I am extremely stubborn, and I loathe even the implication that I can’t do something. So, naturally, when my partner, C, told me I could use WordPress (which installs in 5 minutes) or I could check out Octopress (which would probably prove too hard) I went with Octopress.
I took a Unix class. In college. Ten-ish years ago. I got this. Ruby, you say? I know some Java, I’m sure they’re the same, right? Git. OK, is this some clever new technology, or did someone just phoenetically spell ‘get’ in some tragic parody of the English language? (Spoiler: It’s clever new-to-me technology).
So, I began my adventure. First thing was to upgrade Ruby to 1.9.3, DreamHost runs 1.8.7 by default. There were also some fairly ominous warnings about only upgrading Ruby if you really know what you’re doing. DreamHost won’t help you when you screw it all up. Hmmmm, sounds like I’m a prime candidate. I began wildly copy-pasting bits of code from this awesome website I found. You did get that I was pulling this all out of my ass, right?
Anyway, my liberal use of paste got me some ugly red text pretty quick. Turns out tutorial sites are most helpful when you read them rather than ripping out anything that looks like code (OOHH! A hashtag, quick get it!) you should READ it. Half the things I was pasting were mean to be copied into files so the other half of the things I was pasting could reference them. Uh, wait, make files? I was quickly ehausting my Unix knowledge (ls, cd, pwd, that’s it, right?). So a bit of helpfulness from C woke up the old synapses that knew about vi. OK, files made.
So Ruby was good to go. Next I had to get (git??) Octopress. I clicked on the link expecting some nice popup with a nice exe that would know exactly where it needed to be. I got a list of files and directories. What the hell am I supposed to so with this crap?!? I was fairly certain I was not supposed to download everything individually. Real haxors would never! It was at this point things went downhill. C jumped in and did some lightning fast stuff and Voila! Octopress was in. Some other fast magic involving raking things happened and suddenly I had a very gross looking directory where my beautiful blog should have been! We then tried the rsync step. Being unclear on why we needed to sync my blog to itself, we had created the /octopress directory inside the /travel directory. Turnsout when you try to sync things to themselves it goes badly. Octopress didn’t know what to think about trying to sync with its containing directory. /travel didn’t haveanything in it, so it made the only obvious choice. It deleted everything. WHAT?!?! Great, 2 hours down the tubes. Bastard.

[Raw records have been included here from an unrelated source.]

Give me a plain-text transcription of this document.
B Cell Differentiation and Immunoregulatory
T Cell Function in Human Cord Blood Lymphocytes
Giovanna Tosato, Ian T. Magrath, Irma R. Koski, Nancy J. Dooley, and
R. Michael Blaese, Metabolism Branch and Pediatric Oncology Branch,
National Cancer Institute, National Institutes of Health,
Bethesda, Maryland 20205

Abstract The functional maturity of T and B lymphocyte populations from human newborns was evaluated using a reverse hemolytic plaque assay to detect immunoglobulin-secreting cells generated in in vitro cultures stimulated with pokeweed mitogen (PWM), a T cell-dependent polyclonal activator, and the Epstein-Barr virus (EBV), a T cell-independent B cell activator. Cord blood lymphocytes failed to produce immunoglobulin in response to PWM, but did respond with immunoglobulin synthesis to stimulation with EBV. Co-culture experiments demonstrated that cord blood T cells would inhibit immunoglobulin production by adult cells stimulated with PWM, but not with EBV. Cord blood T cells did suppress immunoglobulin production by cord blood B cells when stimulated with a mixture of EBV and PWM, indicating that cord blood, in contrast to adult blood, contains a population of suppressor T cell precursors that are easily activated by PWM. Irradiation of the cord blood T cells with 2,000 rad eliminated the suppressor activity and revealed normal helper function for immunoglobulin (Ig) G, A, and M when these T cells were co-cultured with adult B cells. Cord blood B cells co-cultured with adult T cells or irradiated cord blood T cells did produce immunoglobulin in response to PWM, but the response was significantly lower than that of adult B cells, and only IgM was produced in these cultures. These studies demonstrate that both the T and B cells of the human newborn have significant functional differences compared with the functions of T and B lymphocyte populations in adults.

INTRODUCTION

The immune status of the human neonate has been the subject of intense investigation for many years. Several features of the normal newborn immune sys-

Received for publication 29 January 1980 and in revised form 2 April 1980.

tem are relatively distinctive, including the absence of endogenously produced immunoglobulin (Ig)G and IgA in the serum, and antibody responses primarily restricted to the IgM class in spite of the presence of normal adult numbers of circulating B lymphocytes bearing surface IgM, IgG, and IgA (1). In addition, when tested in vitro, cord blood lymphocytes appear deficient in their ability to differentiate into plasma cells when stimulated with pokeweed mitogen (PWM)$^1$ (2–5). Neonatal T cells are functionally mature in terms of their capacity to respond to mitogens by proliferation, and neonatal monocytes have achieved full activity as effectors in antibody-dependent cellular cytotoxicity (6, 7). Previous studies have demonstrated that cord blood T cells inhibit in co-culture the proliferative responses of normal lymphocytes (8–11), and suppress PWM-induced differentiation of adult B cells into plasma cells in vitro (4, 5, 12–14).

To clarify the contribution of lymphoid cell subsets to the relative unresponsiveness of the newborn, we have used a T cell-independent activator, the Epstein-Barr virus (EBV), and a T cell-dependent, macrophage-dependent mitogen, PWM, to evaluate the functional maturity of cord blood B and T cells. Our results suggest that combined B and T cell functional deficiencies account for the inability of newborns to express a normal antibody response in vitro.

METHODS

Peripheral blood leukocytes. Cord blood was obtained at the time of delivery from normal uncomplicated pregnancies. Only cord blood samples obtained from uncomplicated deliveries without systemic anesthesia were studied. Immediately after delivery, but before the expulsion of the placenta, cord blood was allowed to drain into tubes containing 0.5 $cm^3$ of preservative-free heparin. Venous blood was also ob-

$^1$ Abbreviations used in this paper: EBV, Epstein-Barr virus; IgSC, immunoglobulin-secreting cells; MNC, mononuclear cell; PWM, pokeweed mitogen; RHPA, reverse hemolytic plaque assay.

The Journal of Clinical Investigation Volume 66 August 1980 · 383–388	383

By this time C was clearly over it and I was on my own. I made a SEPARATE directory for Octopress, but had no clue how he had actually gotten it from magical internet land into my server. So I went off in search of my next tutorial. Git. I found yet another awesome site. I actually read it this time. SEE, I’M LEARNING :D I learned all about commits and nodes and pulls and pushes and branches and merges. Now I’m a super git genius! I even made a github account and started a repository for my awesome new blog!

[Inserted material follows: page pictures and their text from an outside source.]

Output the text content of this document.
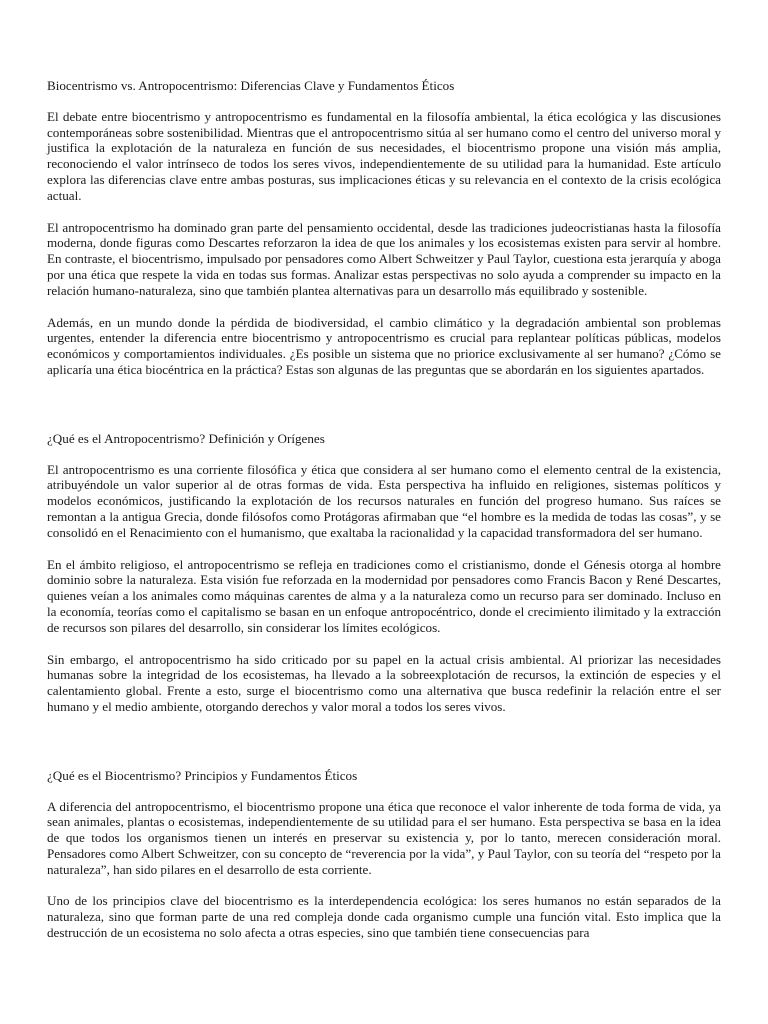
Biocentrismo vs. Antropocentrismo: Diferencias Clave y Fundamentos Éticos

El debate entre biocentrismo y antropocentrismo es fundamental en la filosofía ambiental, la ética ecológica y las discusiones contemporáneas sobre sostenibilidad. Mientras que el antropocentrismo sitúa al ser humano como el centro del universo moral y justifica la explotación de la naturaleza en función de sus necesidades, el biocentrismo propone una visión más amplia, reconociendo el valor intrínseco de todos los seres vivos, independientemente de su utilidad para la humanidad. Este artículo explora las diferencias clave entre ambas posturas, sus implicaciones éticas y su relevancia en el contexto de la crisis ecológica actual.

El antropocentrismo ha dominado gran parte del pensamiento occidental, desde las tradiciones judeocristianas hasta la filosofía moderna, donde figuras como Descartes reforzaron la idea de que los animales y los ecosistemas existen para servir al hombre. En contraste, el biocentrismo, impulsado por pensadores como Albert Schweitzer y Paul Taylor, cuestiona esta jerarquía y aboga por una ética que respete la vida en todas sus formas. Analizar estas perspectivas no solo ayuda a comprender su impacto en la relación humano-naturaleza, sino que también plantea alternativas para un desarrollo más equilibrado y sostenible.

Además, en un mundo donde la pérdida de biodiversidad, el cambio climático y la degradación ambiental son problemas urgentes, entender la diferencia entre biocentrismo y antropocentrismo es crucial para replantear políticas públicas, modelos económicos y comportamientos individuales. ¿Es posible un sistema que no priorice exclusivamente al ser humano? ¿Cómo se aplicaría una ética biocéntrica en la práctica? Estas son algunas de las preguntas que se abordarán en los siguientes apartados.

¿Qué es el Antropocentrismo? Definición y Orígenes

El antropocentrismo es una corriente filosófica y ética que considera al ser humano como el elemento central de la existencia, atribuyéndole un valor superior al de otras formas de vida. Esta perspectiva ha influido en religiones, sistemas políticos y modelos económicos, justificando la explotación de los recursos naturales en función del progreso humano. Sus raíces se remontan a la antigua Grecia, donde filósofos como Protágoras afirmaban que “el hombre es la medida de todas las cosas”, y se consolidó en el Renacimiento con el humanismo, que exaltaba la racionalidad y la capacidad transformadora del ser humano.

En el ámbito religioso, el antropocentrismo se refleja en tradiciones como el cristianismo, donde el Génesis otorga al hombre dominio sobre la naturaleza. Esta visión fue reforzada en la modernidad por pensadores como Francis Bacon y René Descartes, quienes veían a los animales como máquinas carentes de alma y a la naturaleza como un recurso para ser dominado. Incluso en la economía, teorías como el capitalismo se basan en un enfoque antropocéntrico, donde el crecimiento ilimitado y la extracción de recursos son pilares del desarrollo, sin considerar los límites ecológicos.

Sin embargo, el antropocentrismo ha sido criticado por su papel en la actual crisis ambiental. Al priorizar las necesidades humanas sobre la integridad de los ecosistemas, ha llevado a la sobreexplotación de recursos, la extinción de especies y el calentamiento global. Frente a esto, surge el biocentrismo como una alternativa que busca redefinir la relación entre el ser humano y el medio ambiente, otorgando derechos y valor moral a todos los seres vivos.

¿Qué es el Biocentrismo? Principios y Fundamentos Éticos

A diferencia del antropocentrismo, el biocentrismo propone una ética que reconoce el valor inherente de toda forma de vida, ya sean animales, plantas o ecosistemas, independientemente de su utilidad para el ser humano. Esta perspectiva se basa en la idea de que todos los organismos tienen un interés en preservar su existencia y, por lo tanto, merecen consideración moral. Pensadores como Albert Schweitzer, con su concepto de “reverencia por la vida”, y Paul Taylor, con su teoría del “respeto por la naturaleza”, han sido pilares en el desarrollo de esta corriente.

Uno de los principios clave del biocentrismo es la interdependencia ecológica: los seres humanos no están separados de la naturaleza, sino que forman parte de una red compleja donde cada organismo cumple una función vital. Esto implica que la destrucción de un ecosistema no solo afecta a otras especies, sino que también tiene consecuencias para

Unfortunately this is not the happy ending. I had git working, I had my repository but I still clearly lacked a fundamental understanding. Once I changed my source from Octopress my repository everything went away! (Shocking, I know. Like I said fundamental understanding not in place). I figured I’d screwed it up by simultaneously changing the blog to reside in /travel, I found some neglected instructions and, of course, decided to immediately and forecfully implement the changes with no testing. When my site disappeared I figured the changes had hosed it. I later realized I actually needed things in my repostory for things to show up. Imagine! But at the time the best course seemed to be to delete everything (again) and start over. Sigh.
Sidebar: I’m now lightning fast at Ruby upgrades and Octopress installs.
I updated the /travel stuff first, I changed my _config.yml, in short, I was on a roll! Things were awesome. Then it happened, the bulb turned on. I needed to push my changes to my repository! Hallelujah, the angels were singing! I committed and pushed and deployed and I had a real live blog! Success! 8 hours of banging on a keyboard… to enable myself to bang on a keyboard around the world. Worth it.